Pode o marxismo nos ajudar a entender a experiência autista no capitalismo moderno? Como o marxismo guiaria nossas lutas por igualdade e libertação?
Existem diversas abordagens para se entender o autismo. Talvez a abordagem médica seja a dominante: enxergar o autismo como uma tragédia, na qual as pessoas autistas são pessoas quebradas e que precisam de conserto. Nos últimos anos, uma abordagem mais progressista foi desenvolvida. Ela reforça a aceitação de pessoas autistas ao invés da simples “conscientização”, e demanda direitos, igualdade e suporte ao invés dos abusivos “tratamentos”.

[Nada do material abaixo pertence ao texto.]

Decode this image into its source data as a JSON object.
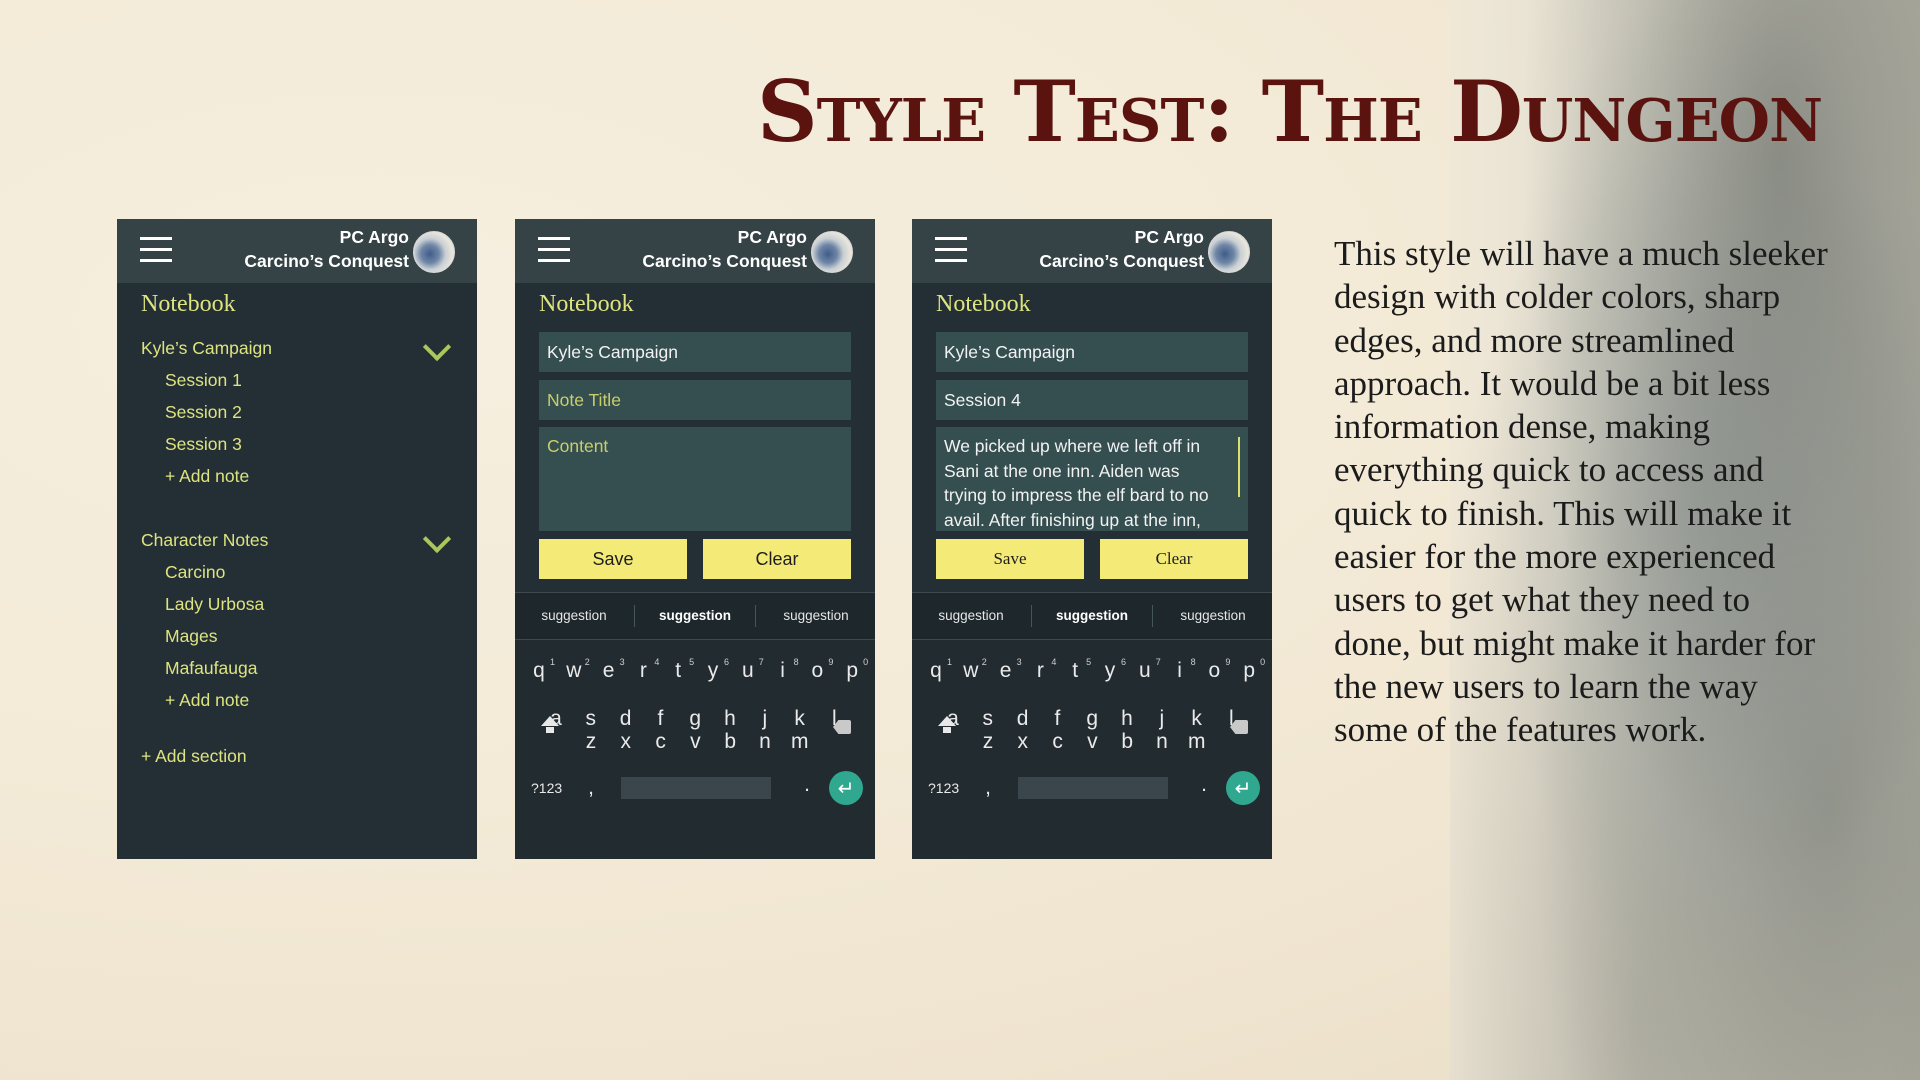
{
  "slide": {
    "title": "Style Test: The Dungeon",
    "description": "This style will have a much sleeker design with colder colors, sharp edges, and more streamlined approach. It would be a bit less information dense, making everything quick to access and quick to finish. This will make it easier for the more experienced users to get what they need to done, but might make it harder for the new users to learn the way some of the features work."
  },
  "header": {
    "user": "PC Argo",
    "subtitle": "Carcino’s Conquest"
  },
  "notebook_title": "Notebook",
  "phone1": {
    "sections": [
      {
        "label": "Kyle’s Campaign",
        "items": [
          "Session 1",
          "Session 2",
          "Session 3"
        ],
        "add": "+ Add note"
      },
      {
        "label": "Character Notes",
        "items": [
          "Carcino",
          "Lady Urbosa",
          "Mages",
          "Mafaufauga"
        ],
        "add": "+ Add note"
      }
    ],
    "add_section": "+ Add section"
  },
  "phone2": {
    "campaign": "Kyle’s Campaign",
    "title_placeholder": "Note Title",
    "content_placeholder": "Content",
    "save": "Save",
    "clear": "Clear"
  },
  "phone3": {
    "campaign": "Kyle’s Campaign",
    "title": "Session 4",
    "content": "We picked up where we left off in Sani at the one inn. Aiden was trying to impress the elf bard to no avail. After finishing up at the inn,",
    "save": "Save",
    "clear": "Clear"
  },
  "keyboard": {
    "suggestions": [
      "suggestion",
      "suggestion",
      "suggestion"
    ],
    "row1": [
      "q",
      "w",
      "e",
      "r",
      "t",
      "y",
      "u",
      "i",
      "o",
      "p"
    ],
    "row1_nums": [
      "1",
      "2",
      "3",
      "4",
      "5",
      "6",
      "7",
      "8",
      "9",
      "0"
    ],
    "row2": [
      "a",
      "s",
      "d",
      "f",
      "g",
      "h",
      "j",
      "k",
      "l"
    ],
    "row3": [
      "z",
      "x",
      "c",
      "v",
      "b",
      "n",
      "m"
    ],
    "symbols": "?123",
    "comma": ",",
    "period": "."
  },
  "colors": {
    "accent": "#dde47f",
    "panel": "#242e35",
    "header": "#354246",
    "button": "#f3ea78",
    "title": "#5a130f"
  }
}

Esta abordagem baseia-se no conceito de neurodiversidade: o reconhecimento de que a espécie humana é neurologicamente diversa; que diferentes pessoas possuem diferentes estruturas cerebrais. Mas esta abordagem mais progressista, apesar de bem-vinda, não implica necessariamente na localização do autismo nas estruturas sociais, econômicas e políticas da sociedade. É importante localizá-lo – em primeiro lugar, porque toda desabilidade[1] existe dentro de um contexto social; e em segundo lugar porque o autismo é na maioria das vezes uma questão sobre como as pessoas interagem socialmente. Espera-se de todos nós que sigamos as regras sociais; mas quem faz estas regras sociais, e como?
Definições: Autismo e Marxismo
O autismo é uma neurologia atípica, uma estrutura cerebral incomum. Podemos dizer que, se a maioria das pessoas é Windows, pessoas autistas são Mac. Essa neurologia atípica leva a uma comunicação, processamento e funcionamento cognitivo atípicos, e a diferenças nas interações sociais e na sensibilidade a estímulos sensoriais como som e luz.

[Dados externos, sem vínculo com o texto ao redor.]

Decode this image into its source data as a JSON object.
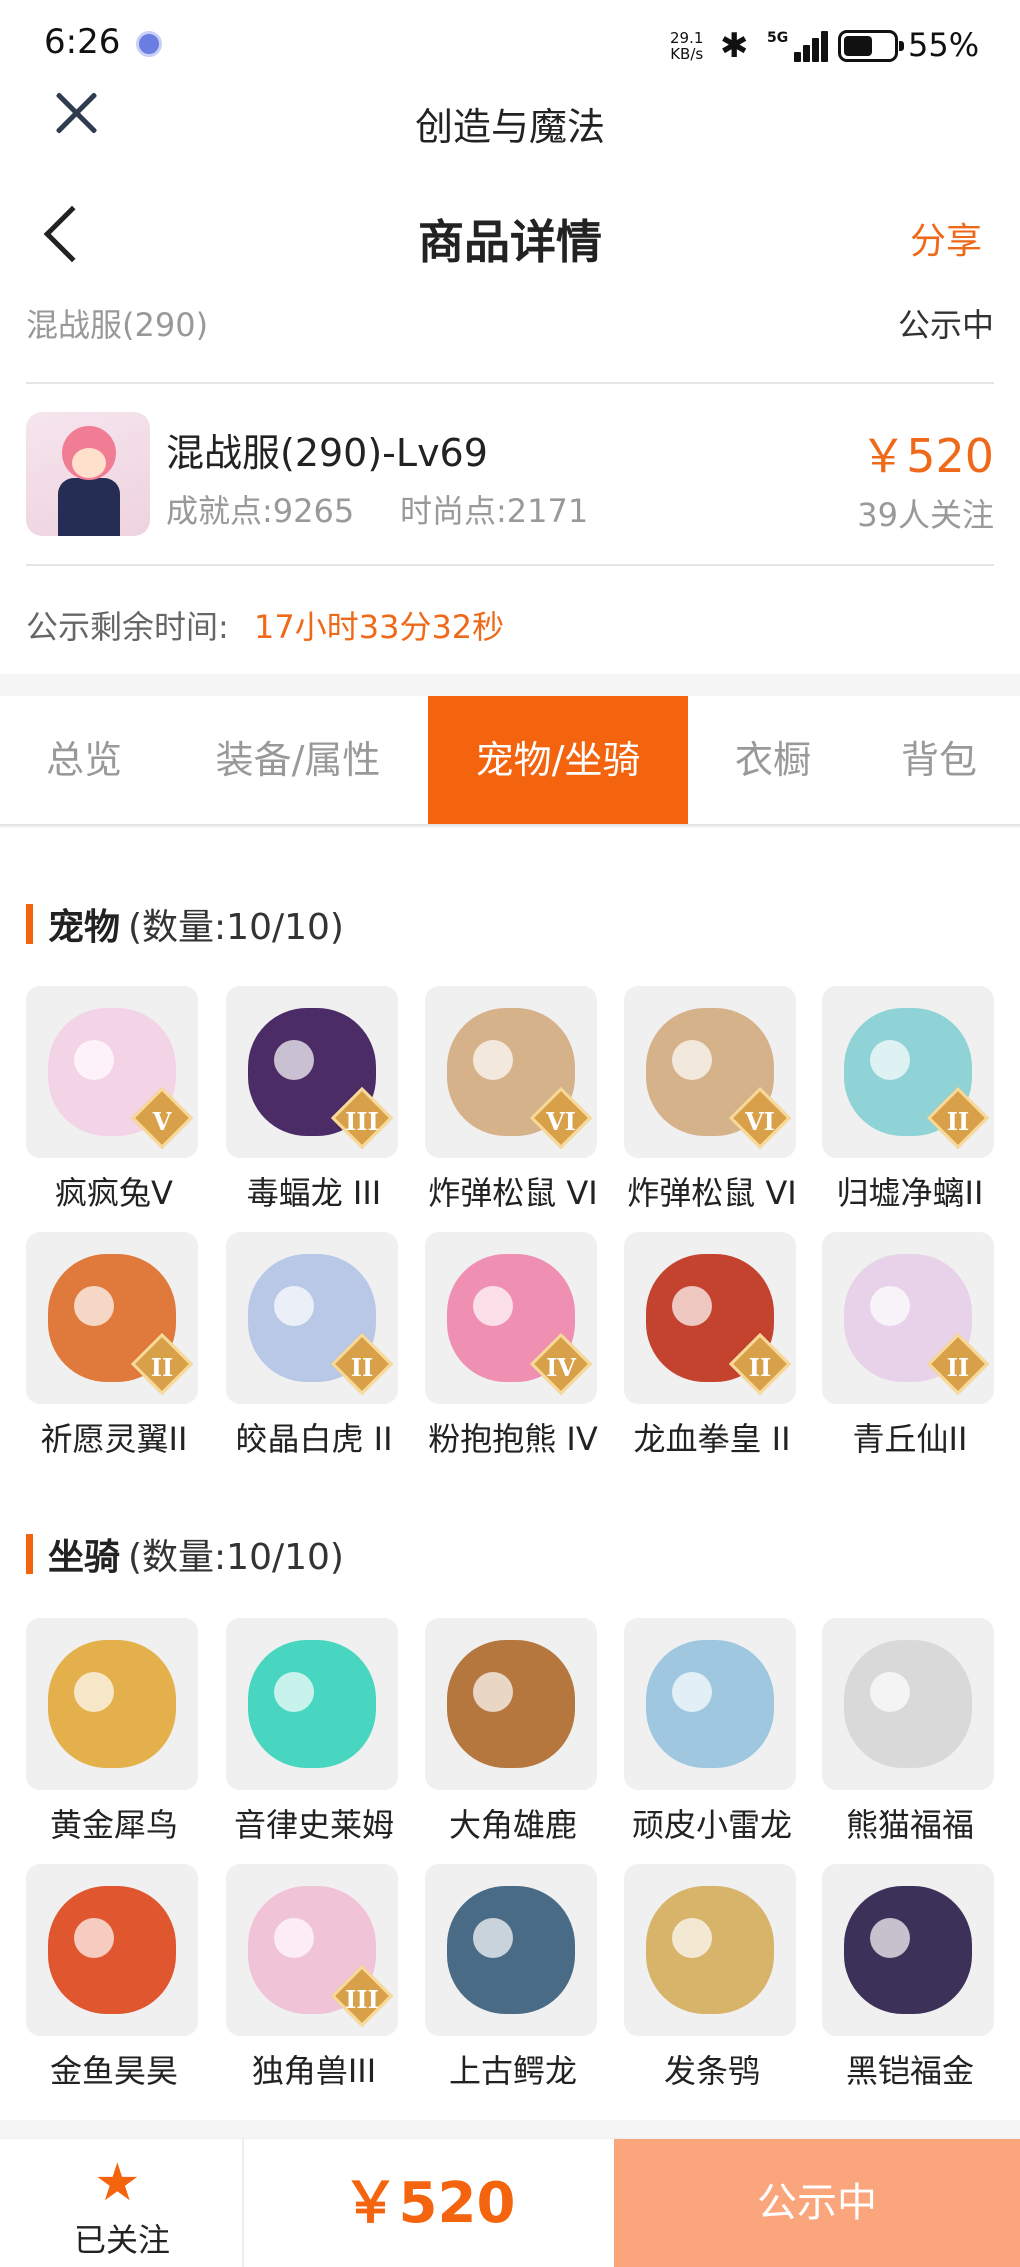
{
  "status_bar": {
    "time": "6:26",
    "speed_value": "29.1",
    "speed_unit": "KB/s",
    "network": "5G",
    "battery": "55%",
    "battery_level": 0.55
  },
  "app": {
    "title": "创造与魔法"
  },
  "header": {
    "title": "商品详情",
    "share": "分享",
    "server": "混战服(290)",
    "status": "公示中"
  },
  "item": {
    "name": "混战服(290)-Lv69",
    "achievement": "成就点:9265",
    "fashion": "时尚点:2171",
    "price": "￥520",
    "followers": "39人关注",
    "countdown_label": "公示剩余时间:",
    "countdown_value": "17小时33分32秒"
  },
  "tabs": [
    "总览",
    "装备/属性",
    "宠物/坐骑",
    "衣橱",
    "背包"
  ],
  "active_tab": 2,
  "pets": {
    "title": "宠物",
    "count": "(数量:10/10)",
    "items": [
      {
        "name": "疯疯兔V",
        "rank": "V",
        "color": "#f3d4e6"
      },
      {
        "name": "毒蝠龙 III",
        "rank": "III",
        "color": "#4b2c66"
      },
      {
        "name": "炸弹松鼠 VI",
        "rank": "VI",
        "color": "#d6b28a"
      },
      {
        "name": "炸弹松鼠 VI",
        "rank": "VI",
        "color": "#d6b28a"
      },
      {
        "name": "归墟净螭II",
        "rank": "II",
        "color": "#8fd3d6"
      },
      {
        "name": "祈愿灵翼II",
        "rank": "II",
        "color": "#e07a3c"
      },
      {
        "name": "皎晶白虎 II",
        "rank": "II",
        "color": "#b8c8e6"
      },
      {
        "name": "粉抱抱熊 IV",
        "rank": "IV",
        "color": "#ef8fb2"
      },
      {
        "name": "龙血拳皇 II",
        "rank": "II",
        "color": "#c4432e"
      },
      {
        "name": "青丘仙II",
        "rank": "II",
        "color": "#e8d2ea"
      }
    ]
  },
  "mounts": {
    "title": "坐骑",
    "count": "(数量:10/10)",
    "items": [
      {
        "name": "黄金犀鸟",
        "rank": "",
        "color": "#e3b04b"
      },
      {
        "name": "音律史莱姆",
        "rank": "",
        "color": "#49d6c0"
      },
      {
        "name": "大角雄鹿",
        "rank": "",
        "color": "#b5773e"
      },
      {
        "name": "顽皮小雷龙",
        "rank": "",
        "color": "#9fc8e0"
      },
      {
        "name": "熊猫福福",
        "rank": "",
        "color": "#d9d9d9"
      },
      {
        "name": "金鱼昊昊",
        "rank": "",
        "color": "#e0562f"
      },
      {
        "name": "独角兽III",
        "rank": "III",
        "color": "#f0c3d6"
      },
      {
        "name": "上古鳄龙",
        "rank": "",
        "color": "#4a6b86"
      },
      {
        "name": "发条鸮",
        "rank": "",
        "color": "#d8b46a"
      },
      {
        "name": "黑铠福金",
        "rank": "",
        "color": "#3c3158"
      }
    ]
  },
  "footer": {
    "follow_label": "已关注",
    "price": "￥520",
    "action": "公示中"
  },
  "colors": {
    "accent": "#f4630d",
    "accent_light": "#faa57b",
    "price": "#ee6a1a"
  }
}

Marxismo é socialismo científico. Ele estuda o socialismo ao invés de meramente desejá-lo, providenciando uma crítica do capitalismo e advogando pela auto-emancipação da classe trabalhadora, a classe explorada basal sob o capitalismo. Marx descreveu a classe trabalhadora como possuinte de “grilhões radicais” querendo dizer que possui o potencial e o poder para liberar não apenas a si mesma mas outras populações oprimidas também. O marxismo enxerga que a mudança – e a libertação social – são alcançadas através da luta de classes, com o fim último de abolir a divisão da sociedade em classes.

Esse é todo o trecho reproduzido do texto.